Question

1)Prove that the function do not have maxima or minima:
$f\left(x\right)=e^x$

2)Prove that the function do not have maxima or minima:
$g\left(x\right)=\log x$

3)Prove that the function do not have maxima or minima:
$h\left(x\right)=x^3+x^2+x+1$

Answer 1

1) Given $f\left(x\right)=e^x$

Differentiating w.r.t $x,$

$f^{\prime }\left(x\right)=e^x$

Putting $f^{\prime }\left(x\right)=0$

$e^x=0$

This is not possible for any $xϵR$

$\therefore f\left(x\right)$ does not have a maxima or minima.

2) Given $g\left(x\right)=\log x$

Differentiation w.r.t $x,$

$g^{\prime }\left(x\right)=\frac{1}{x}$

Putting $g^{\prime }\left(x\right)=0$

$\frac{1}{x}=0$

This is not possible for any $xϵR$

$\therefore g\left(x\right)$ does not have a maxima or minima.

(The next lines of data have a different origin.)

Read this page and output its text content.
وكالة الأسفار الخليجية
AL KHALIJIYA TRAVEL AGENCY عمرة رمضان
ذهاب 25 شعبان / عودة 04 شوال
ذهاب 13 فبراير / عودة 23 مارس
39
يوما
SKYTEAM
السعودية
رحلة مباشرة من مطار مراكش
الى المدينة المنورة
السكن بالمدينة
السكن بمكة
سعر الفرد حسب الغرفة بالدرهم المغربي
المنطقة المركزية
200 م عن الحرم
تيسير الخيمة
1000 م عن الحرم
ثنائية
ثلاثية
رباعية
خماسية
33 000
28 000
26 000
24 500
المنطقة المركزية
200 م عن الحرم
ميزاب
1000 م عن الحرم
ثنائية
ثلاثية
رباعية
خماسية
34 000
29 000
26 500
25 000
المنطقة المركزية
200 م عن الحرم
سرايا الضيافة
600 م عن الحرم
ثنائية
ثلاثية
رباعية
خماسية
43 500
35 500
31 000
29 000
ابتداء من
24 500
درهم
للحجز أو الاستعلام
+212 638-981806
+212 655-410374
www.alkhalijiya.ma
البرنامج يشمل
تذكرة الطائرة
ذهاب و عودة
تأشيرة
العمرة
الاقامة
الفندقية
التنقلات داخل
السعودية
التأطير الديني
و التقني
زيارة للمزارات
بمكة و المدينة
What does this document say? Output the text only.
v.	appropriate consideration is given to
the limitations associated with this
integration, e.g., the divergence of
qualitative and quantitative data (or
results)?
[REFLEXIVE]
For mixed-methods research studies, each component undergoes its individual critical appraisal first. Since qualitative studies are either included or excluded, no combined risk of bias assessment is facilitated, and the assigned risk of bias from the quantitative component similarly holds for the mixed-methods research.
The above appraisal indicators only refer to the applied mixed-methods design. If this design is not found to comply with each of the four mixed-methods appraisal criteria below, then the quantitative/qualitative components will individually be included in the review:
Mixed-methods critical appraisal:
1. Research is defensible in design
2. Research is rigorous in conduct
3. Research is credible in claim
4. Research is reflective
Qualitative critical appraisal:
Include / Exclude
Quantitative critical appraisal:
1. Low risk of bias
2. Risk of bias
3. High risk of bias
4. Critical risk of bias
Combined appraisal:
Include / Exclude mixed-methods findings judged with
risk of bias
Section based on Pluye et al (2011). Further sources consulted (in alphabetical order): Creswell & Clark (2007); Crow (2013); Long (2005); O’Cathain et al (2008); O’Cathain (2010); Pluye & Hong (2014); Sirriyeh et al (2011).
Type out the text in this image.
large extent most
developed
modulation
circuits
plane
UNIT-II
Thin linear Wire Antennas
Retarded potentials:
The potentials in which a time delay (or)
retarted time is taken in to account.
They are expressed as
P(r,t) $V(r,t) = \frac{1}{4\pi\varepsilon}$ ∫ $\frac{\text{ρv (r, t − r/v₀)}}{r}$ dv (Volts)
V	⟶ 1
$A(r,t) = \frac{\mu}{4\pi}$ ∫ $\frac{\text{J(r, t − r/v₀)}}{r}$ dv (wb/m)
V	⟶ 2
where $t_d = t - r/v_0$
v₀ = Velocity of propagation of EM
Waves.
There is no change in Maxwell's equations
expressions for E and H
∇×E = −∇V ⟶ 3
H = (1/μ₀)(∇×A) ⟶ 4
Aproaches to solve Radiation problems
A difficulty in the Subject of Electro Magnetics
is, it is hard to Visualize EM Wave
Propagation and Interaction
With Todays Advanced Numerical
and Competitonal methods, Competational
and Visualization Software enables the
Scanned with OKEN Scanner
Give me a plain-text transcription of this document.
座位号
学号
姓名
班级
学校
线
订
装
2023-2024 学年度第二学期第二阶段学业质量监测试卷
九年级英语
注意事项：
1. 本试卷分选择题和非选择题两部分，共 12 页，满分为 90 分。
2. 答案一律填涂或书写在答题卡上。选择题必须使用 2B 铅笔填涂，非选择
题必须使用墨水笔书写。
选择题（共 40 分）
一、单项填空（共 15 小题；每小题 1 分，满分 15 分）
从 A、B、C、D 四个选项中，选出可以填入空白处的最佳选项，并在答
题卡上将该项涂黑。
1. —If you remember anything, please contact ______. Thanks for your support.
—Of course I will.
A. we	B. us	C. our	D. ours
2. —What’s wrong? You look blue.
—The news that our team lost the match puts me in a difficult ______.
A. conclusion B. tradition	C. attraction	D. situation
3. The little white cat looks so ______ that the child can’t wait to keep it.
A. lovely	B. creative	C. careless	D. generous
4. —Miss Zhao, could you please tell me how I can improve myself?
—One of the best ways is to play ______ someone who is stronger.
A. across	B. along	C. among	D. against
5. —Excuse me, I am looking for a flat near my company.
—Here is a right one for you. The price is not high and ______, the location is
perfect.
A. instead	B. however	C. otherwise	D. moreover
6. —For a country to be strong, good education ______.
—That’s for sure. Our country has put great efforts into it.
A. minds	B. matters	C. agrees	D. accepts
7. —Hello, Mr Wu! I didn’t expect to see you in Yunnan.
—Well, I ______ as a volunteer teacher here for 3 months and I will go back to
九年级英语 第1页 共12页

3) given $h\left(x\right)=x^3+x^2+x+1$

Differentiation w.r.t $x,$

$h^{\prime }\left(x\right)=3x^2+2x+1$ Putting $h^{\prime }\left(x\right)=0$

$3x^2+2x+1=0$

Check Discriminant,

$D=b^2-4ac$

$\Rightarrow D=2^2-4\times 3\times 1$

$\Rightarrow D=-8<0$

So, $3x^2+2x+1>0$ for all $xϵR$

$\therefore h\left(x\right)$ does not have a maxima or minima.